General Grant in Ypsilanti

Published In:
Ypsilanti Gleanings, Winter 2007,
Winter 2007
Original Images:

From the Ypsilanti Commercial-August 19, 1865

Submitted by George Ridenour

The special train conveying the hero of a hundred battles passed here Tuesday at 5 pm. There was a large gathering of people to greet him. The cars remained about ten minutes giving quite a number of citizens an opportunity to take him by the hand. He was kept very busy shaking hands. General Cutcheon shook hands with him and remarked “General, I was with you at Vicksburg.” The great Commander took off his hat and politely bowed. Mr. Howland remarked to him, “I am a tanner,” and he passed him the same compliment. He took a number of children who pressed around him by the hand.
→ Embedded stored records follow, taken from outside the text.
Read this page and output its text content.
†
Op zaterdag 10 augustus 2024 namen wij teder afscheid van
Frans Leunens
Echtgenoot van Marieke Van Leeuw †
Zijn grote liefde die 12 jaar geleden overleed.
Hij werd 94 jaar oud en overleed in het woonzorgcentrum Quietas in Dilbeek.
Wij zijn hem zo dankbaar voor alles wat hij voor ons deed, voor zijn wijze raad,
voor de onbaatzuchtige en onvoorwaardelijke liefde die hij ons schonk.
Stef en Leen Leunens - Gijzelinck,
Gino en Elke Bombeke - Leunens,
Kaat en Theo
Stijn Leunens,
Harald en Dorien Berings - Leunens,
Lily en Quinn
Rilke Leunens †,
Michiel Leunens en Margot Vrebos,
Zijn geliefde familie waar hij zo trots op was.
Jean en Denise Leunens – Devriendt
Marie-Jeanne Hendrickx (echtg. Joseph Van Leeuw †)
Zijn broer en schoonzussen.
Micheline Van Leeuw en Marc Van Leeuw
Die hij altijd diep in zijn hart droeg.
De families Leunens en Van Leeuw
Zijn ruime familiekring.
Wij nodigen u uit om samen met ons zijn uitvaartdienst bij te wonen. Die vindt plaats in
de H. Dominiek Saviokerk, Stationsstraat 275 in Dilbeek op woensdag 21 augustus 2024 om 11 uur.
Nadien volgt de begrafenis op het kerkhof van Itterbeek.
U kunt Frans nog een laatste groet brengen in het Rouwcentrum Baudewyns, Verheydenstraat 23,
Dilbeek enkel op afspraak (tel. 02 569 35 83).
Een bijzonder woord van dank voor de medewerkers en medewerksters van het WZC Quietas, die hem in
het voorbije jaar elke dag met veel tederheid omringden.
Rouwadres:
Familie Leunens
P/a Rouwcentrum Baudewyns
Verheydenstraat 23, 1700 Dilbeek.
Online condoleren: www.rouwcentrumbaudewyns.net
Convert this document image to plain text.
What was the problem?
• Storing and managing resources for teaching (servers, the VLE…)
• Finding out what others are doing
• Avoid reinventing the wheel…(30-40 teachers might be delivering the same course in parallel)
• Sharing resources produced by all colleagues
In appearance he is somewhat taller than we supposed. He looks every inch the soldier. He has an intellectual look. We endorse the poet Holland when he says “whose giant combinations and campaigns” won from his boys the sobriquet, “Old Brains.” That peerless man and soldier “General Grant.” We call the especial attention of our readers to the poetry in another column. “Unassuming with not a streak of vanity discernible in his nature, the people delight to do him honor.”

General Grant visited Ypsilanti in August of 1865.

Grant, Sherman and Sheridan are a glorious trio. We honor them not in the spirit of man worship, but representing in their persons and acts the overthrow of the rebellion, the unity of the Republic disenthralled and marching on to a grand future.